Aku menarik
nafas dalam. Dan berusaha untuk bangkit dari kursi. Semua mata memandang
kearahku saat aku berhasil berdiri. Tidak terkecuali “Ivan” yang duduk di
depanku.
“Mau
kemana? Kau bahkan tidak menyentuh sarapanmu,” ujar Ibu menyentuh tanganku dan
memintaku untuk duduk kembali.
“Aku ingin
pulang. Aku ingin kembali ke ranjangku dan bangun dari mimpi ini. Karena mimpi
ini sama sekali tidak lucu,” tuturku mendorong kursi.
Semua orang
memandangku dengan aneh. Mereka ingin melontarkan pertanyaan. Namun mereka
menahannya karena bayangan Ivan berdiri dan memandangku dengan geram.
“Yola
Olivia,” bentak ‘Ivan’, “Percuma lo balik ke kamar. Percuma lo tidur lagi
trus bangun lagi. Nggak ada yang bakalan berubah. Kenyataan Ivan udah meninggal
dua hari yang lalu itu nggak bakal berubah. Kenyataan gue berdiri disini,
sekarang, ngebentak lo juga nggak bakal berubah,” aku hendak menyelanya, namun
dia menghentikannya, “Satu lagi, lo harus ingat kalau gue Evan bukan Ivan.”
Kegilaan
apa lagi ini?
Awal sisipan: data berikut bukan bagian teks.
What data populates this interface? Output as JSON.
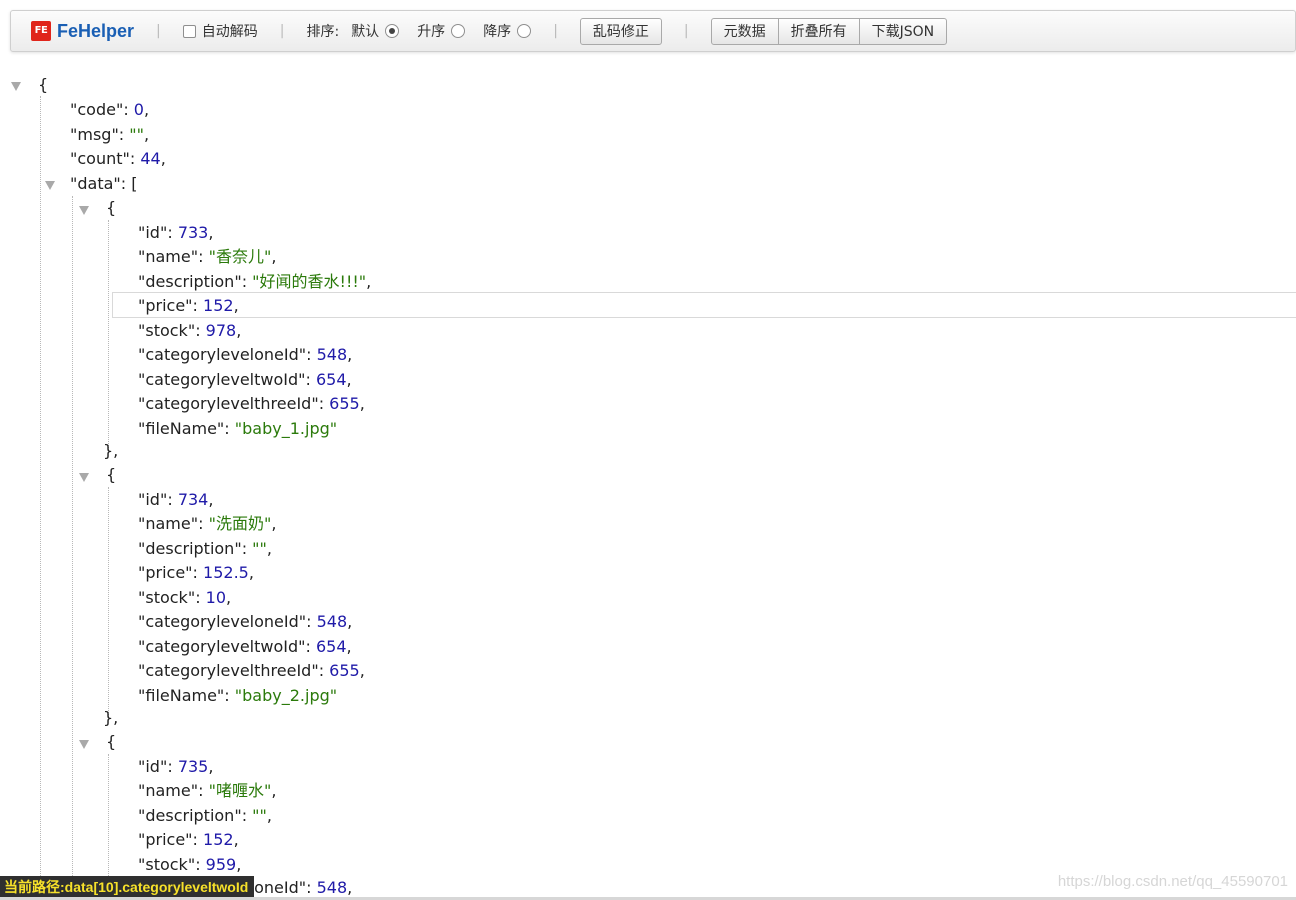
{
  "toolbar": {
    "brand_logo": "FE",
    "brand_name": "FeHelper",
    "auto_decode_label": "自动解码",
    "sort_label": "排序:",
    "sort_default": "默认",
    "sort_asc": "升序",
    "sort_desc": "降序",
    "fix_garbled_label": "乱码修正",
    "metadata_label": "元数据",
    "collapse_all_label": "折叠所有",
    "download_json_label": "下载JSON",
    "separator": "|"
  },
  "json": {
    "root_open": "{",
    "code_key": "\"code\"",
    "code_val": "0",
    "msg_key": "\"msg\"",
    "msg_val": "\"\"",
    "count_key": "\"count\"",
    "count_val": "44",
    "data_key": "\"data\"",
    "data_open": "[",
    "items": [
      {
        "id": "733",
        "name": "\"香奈儿\"",
        "description": "\"好闻的香水!!!\"",
        "price": "152",
        "stock": "978",
        "categoryleveloneId": "548",
        "categoryleveltwoId": "654",
        "categorylevelthreeId": "655",
        "fileName": "\"baby_1.jpg\""
      },
      {
        "id": "734",
        "name": "\"洗面奶\"",
        "description": "\"\"",
        "price": "152.5",
        "stock": "10",
        "categoryleveloneId": "548",
        "categoryleveltwoId": "654",
        "categorylevelthreeId": "655",
        "fileName": "\"baby_2.jpg\""
      },
      {
        "id": "735",
        "name": "\"啫喱水\"",
        "description": "\"\"",
        "price": "152",
        "stock": "959",
        "categoryleveloneId": "548"
      }
    ]
  },
  "status_bar": {
    "label": "当前路径:",
    "path": "data[10].categoryleveltwoId"
  },
  "watermark": "https://blog.csdn.net/qq_45590701"
}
Sorakku dalam hati. Aku hanya memandangnya dengan tatapan geram
namun berlinang air mata. Semakin bingung dan semakin ingin tersadar dari mimpi
aneh ini. Siapa Evan, kenapa bukan Ivan? Sementara mereka memiliki wajah yang
sama? Air mataku semakin tidak terbendung.
“Sekarang
lo ikut gue!” serunya sambil menarik tanganku dan menyeretku menuju pintu.
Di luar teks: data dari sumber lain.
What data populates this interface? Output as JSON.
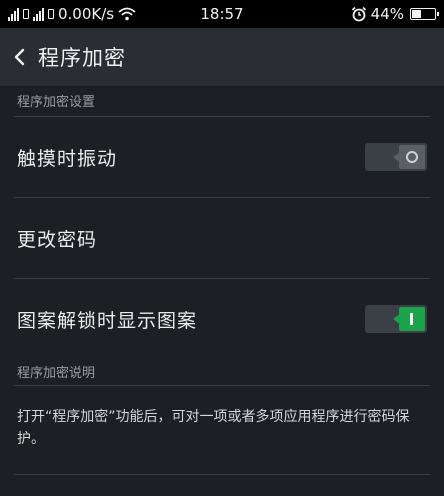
{
  "status_bar": {
    "network_speed": "0.00K/s",
    "time": "18:57",
    "battery_percent": "44%",
    "battery_level": 0.44,
    "icons": [
      "signal-icon",
      "sim-icon",
      "signal-icon",
      "sim-icon",
      "wifi-icon",
      "alarm-icon",
      "battery-icon"
    ]
  },
  "header": {
    "title": "程序加密",
    "back_icon": "chevron-left-icon"
  },
  "settings_section": {
    "label": "程序加密设置",
    "items": [
      {
        "label": "触摸时振动",
        "type": "toggle",
        "state": "off"
      },
      {
        "label": "更改密码",
        "type": "link"
      },
      {
        "label": "图案解锁时显示图案",
        "type": "toggle",
        "state": "on"
      }
    ]
  },
  "description_section": {
    "label": "程序加密说明",
    "text": "打开“程序加密”功能后，可对一项或者多项应用程序进行密码保护。"
  },
  "colors": {
    "background": "#1c1f24",
    "header": "#2a2d33",
    "toggle_on": "#1ba34a",
    "toggle_off": "#5a5e66"
  }
}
Begitu sampai di depan pintu, pemuda yang mengaku Evan ini meraih jeket merah
yang tergeletak di atas kursi dan menyerahkannya kearahku. Memintaku untuk
memakainya. Tapi aku hanya memegangnya. Pemuda ini kembali menyeretku ke dalam
sebuah mobil berwarna hitam dan membukakan pintu. Begitu aku masuk, pintu
tertutup dan pemuda itu berjalan menuju pintu kemudi. Mesin dihidupkan, dan ia
segera memutar stir. Membawaku entah kemana. Sepanjang perjalanan aku hanya
memandangnya dengan air mata yang tidak henti-hentinya menetes sesering apapun
aku menyekanya.
Mobil hitam
ini berhenti. Ia keluar dari mobil dan membukakan pintu untukku. Kali ini ia
bersikap lebih lembut dari sebelumnya. Ia bahkan mengenakan jeket merah itu
saat ia tahu aku masih belum mengenakannya. Saat ini air mataku telah berhenti.
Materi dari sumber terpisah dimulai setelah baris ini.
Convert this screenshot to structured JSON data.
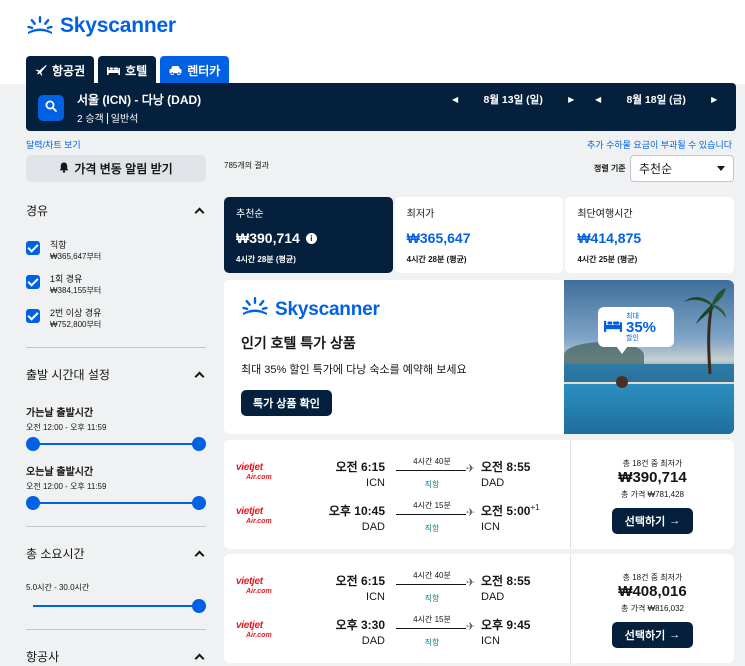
{
  "brand": {
    "name": "Skyscanner",
    "color": "#0062e3",
    "dark": "#05203c"
  },
  "tabs": [
    {
      "label": "항공권",
      "icon": "plane-icon",
      "active": false
    },
    {
      "label": "호텔",
      "icon": "bed-icon",
      "active": false
    },
    {
      "label": "렌터카",
      "icon": "car-icon",
      "active": true
    }
  ],
  "search": {
    "route": "서울 (ICN) - 다낭 (DAD)",
    "travelers": "2 승객",
    "cabin": "일반석",
    "depart_date": "8월 13일 (일)",
    "return_date": "8월 18일 (금)"
  },
  "links": {
    "calendar": "달력/차트 보기",
    "fees": "추가 수하물 요금이 부과될 수 있습니다"
  },
  "sidebar": {
    "alert_button": "가격 변동 알림 받기",
    "stops": {
      "title": "경유",
      "options": [
        {
          "label": "직항",
          "price": "₩365,647부터",
          "checked": true
        },
        {
          "label": "1회 경유",
          "price": "₩384,155부터",
          "checked": true
        },
        {
          "label": "2번 이상 경유",
          "price": "₩752,800부터",
          "checked": true
        }
      ]
    },
    "times": {
      "title": "출발 시간대 설정",
      "outbound_title": "가는날 출발시간",
      "outbound_range": "오전 12:00 - 오후 11:59",
      "return_title": "오는날 출발시간",
      "return_range": "오전 12:00 - 오후 11:59"
    },
    "duration": {
      "title": "총 소요시간",
      "range": "5.0시간 - 30.0시간"
    },
    "airlines": {
      "title": "항공사"
    }
  },
  "results": {
    "count": "785개의 결과",
    "sort_label": "정렬 기준",
    "sort_value": "추천순"
  },
  "sort_tabs": [
    {
      "label": "추천순",
      "price": "₩390,714",
      "duration": "4시간 28분 (평균)",
      "active": true
    },
    {
      "label": "최저가",
      "price": "₩365,647",
      "duration": "4시간 28분 (평균)",
      "active": false
    },
    {
      "label": "최단여행시간",
      "price": "₩414,875",
      "duration": "4시간 25분 (평균)",
      "active": false
    }
  ],
  "ad": {
    "title": "인기 호텔 특가 상품",
    "description": "최대 35% 할인 특가에 다낭 숙소를 예약해 보세요",
    "button": "특가 상품 확인",
    "badge_top": "최대",
    "badge_value": "35%",
    "badge_bottom": "할인"
  },
  "flights": [
    {
      "legs": [
        {
          "airline_line1": "vietjet",
          "airline_line2": "Air.com",
          "dep_time": "오전 6:15",
          "dep_code": "ICN",
          "duration": "4시간 40분",
          "stops": "직항",
          "arr_time": "오전 8:55",
          "arr_code": "DAD",
          "day_offset": ""
        },
        {
          "airline_line1": "vietjet",
          "airline_line2": "Air.com",
          "dep_time": "오후 10:45",
          "dep_code": "DAD",
          "duration": "4시간 15분",
          "stops": "직항",
          "arr_time": "오전 5:00",
          "arr_code": "ICN",
          "day_offset": "+1"
        }
      ],
      "deals": "총 18건 중 최저가",
      "price": "₩390,714",
      "total": "총 가격 ₩781,428",
      "button": "선택하기"
    },
    {
      "legs": [
        {
          "airline_line1": "vietjet",
          "airline_line2": "Air.com",
          "dep_time": "오전 6:15",
          "dep_code": "ICN",
          "duration": "4시간 40분",
          "stops": "직항",
          "arr_time": "오전 8:55",
          "arr_code": "DAD",
          "day_offset": ""
        },
        {
          "airline_line1": "vietjet",
          "airline_line2": "Air.com",
          "dep_time": "오후 3:30",
          "dep_code": "DAD",
          "duration": "4시간 15분",
          "stops": "직항",
          "arr_time": "오후 9:45",
          "arr_code": "ICN",
          "day_offset": ""
        }
      ],
      "deals": "총 18건 중 최저가",
      "price": "₩408,016",
      "total": "총 가격 ₩816,032",
      "button": "선택하기"
    }
  ]
}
Namun tentu saja bekasnya masih jelas terlihat. Aku dapat merasakan bahwa mata
ini perlahan berubah menjadi sembab. Untung penglihatanku tidak terganggu,
hingga aku dapat melihat tempat yang kami tuju saat ini. Air mataku kembali
menggenang. Tempat ini adalah cafe yang selalu kami kunjungi diakhir minggu.
Aku
melangkahkan kaki saat pemuda yang memiliki wajah yang sama dengan Ivan ini
mulai melangkah. Begitu sampai di dalam cafe ia berjalan menuju meja yang
terletak di depan sebuah jendela di ujung ruangan. Tempat favorite aku dan
Ivan.
Untuk
beberapa saat kami hanya diam. Lebih tepatnya aku menangis dan dia menunggu
dengan sabar hingga aku diam. Aku yakin, saat ini semua orang membicarakan
kami. Jadi akupun memilih untuk tenang.
“Ternyata
kau itu benar-benar cengeng ya,” ejeknya sambil tersenyum, “Persis seperti yang
dikatakan Ivan,” sambungnya. Aku menangkap suaranya yang tertahan.
“Soal yang
di rumah tadi maaf ya. Aku tidak bermaksud kasar dan berbicara tidak sopan.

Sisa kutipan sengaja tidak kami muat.